I got this one out of Taste of Home magazine. One of the girls made it for our Cookie Exchange the other night. OMY! It was already on my list of things to make today, but after tasting it, it moved to first place!
FIRST LAYER
1 C. Milk Chocolate Chips (I used semi sweet tho)
1/4 C. Butterscotch Chips
1/4 C. Creamy Peanut Butter
FILLING
1/4 C. Butter
1 C. Sugar
1/4 C. Evaporated Milk
1 1/2 C. Marshmallow Creme (this equals the smaller jar of Kraft)
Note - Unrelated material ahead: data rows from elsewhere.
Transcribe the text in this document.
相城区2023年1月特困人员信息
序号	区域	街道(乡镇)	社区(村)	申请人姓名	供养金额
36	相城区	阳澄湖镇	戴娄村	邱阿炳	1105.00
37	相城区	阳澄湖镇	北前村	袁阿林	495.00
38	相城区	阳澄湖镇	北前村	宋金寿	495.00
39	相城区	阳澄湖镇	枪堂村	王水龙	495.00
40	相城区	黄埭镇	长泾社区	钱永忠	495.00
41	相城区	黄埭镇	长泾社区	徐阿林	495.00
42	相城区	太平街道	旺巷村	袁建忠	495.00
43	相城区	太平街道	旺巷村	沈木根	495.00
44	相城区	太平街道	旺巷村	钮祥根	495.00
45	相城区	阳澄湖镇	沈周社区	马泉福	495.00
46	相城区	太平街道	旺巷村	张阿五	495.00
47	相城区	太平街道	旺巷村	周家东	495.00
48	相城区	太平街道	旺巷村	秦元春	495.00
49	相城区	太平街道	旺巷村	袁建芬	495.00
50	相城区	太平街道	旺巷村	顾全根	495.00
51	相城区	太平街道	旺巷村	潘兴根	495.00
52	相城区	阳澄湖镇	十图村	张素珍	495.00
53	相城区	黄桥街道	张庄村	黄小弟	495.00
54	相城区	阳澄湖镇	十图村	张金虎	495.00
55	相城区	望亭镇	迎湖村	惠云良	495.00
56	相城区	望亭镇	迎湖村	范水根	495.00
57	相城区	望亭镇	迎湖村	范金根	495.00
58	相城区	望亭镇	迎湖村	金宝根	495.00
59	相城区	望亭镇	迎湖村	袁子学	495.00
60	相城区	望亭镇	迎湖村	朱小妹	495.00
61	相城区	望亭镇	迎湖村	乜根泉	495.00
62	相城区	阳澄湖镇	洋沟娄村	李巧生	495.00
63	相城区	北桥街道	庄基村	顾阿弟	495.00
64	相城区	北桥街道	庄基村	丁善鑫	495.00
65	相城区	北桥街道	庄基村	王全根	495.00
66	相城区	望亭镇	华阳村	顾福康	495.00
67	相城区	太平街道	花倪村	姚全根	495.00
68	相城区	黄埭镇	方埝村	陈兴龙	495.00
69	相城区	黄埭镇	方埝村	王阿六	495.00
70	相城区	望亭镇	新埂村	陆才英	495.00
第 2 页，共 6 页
1/4 C. Creamy Peanut Butter
1 t. vanilla
1 1/2 C. Chopped Salted Peanuts
Caramel Layer
1 Package (14 oz.) Caramels, unwrapped
1/4 C. Heavy Whipping Cream
ICING
1 C. Milk Chocolate Chips (again, I used semi sweet)
1/4 C. Butterscotch chips
1/4 C. Creamy Peanut Butter
1. Combine the first three ingredients in a small saucepan; stir over low heat until melted and smooth. Spread into the bottom of a lightly greased 13 in. by 9 in. pan. Refrigerate until set.
2. For filling, melt butter in a heavy saucepan over medium-high heat. Add sugar and evaporated milk. Bring to a boil; boil and stir for 5 minutes.
3. Remove from the heat; stir in the marshmallow creme, peanut butter and vanilla. Add peanuts. Spread over first layer. Refrigerate till set.
4. Combine the caramels and whipping cream in a saucepan; stir over low heat until melted and smooth. Spread over filling. Refrigerate till set.
5. In another saucepan, combine chips and peanut butter; stir over low heat until melted and smooth. Pour over caramel layer. Refrigerate 1 hour. Cut into 1 inch squares. Store in refrigerator. Makes about 8 dozen.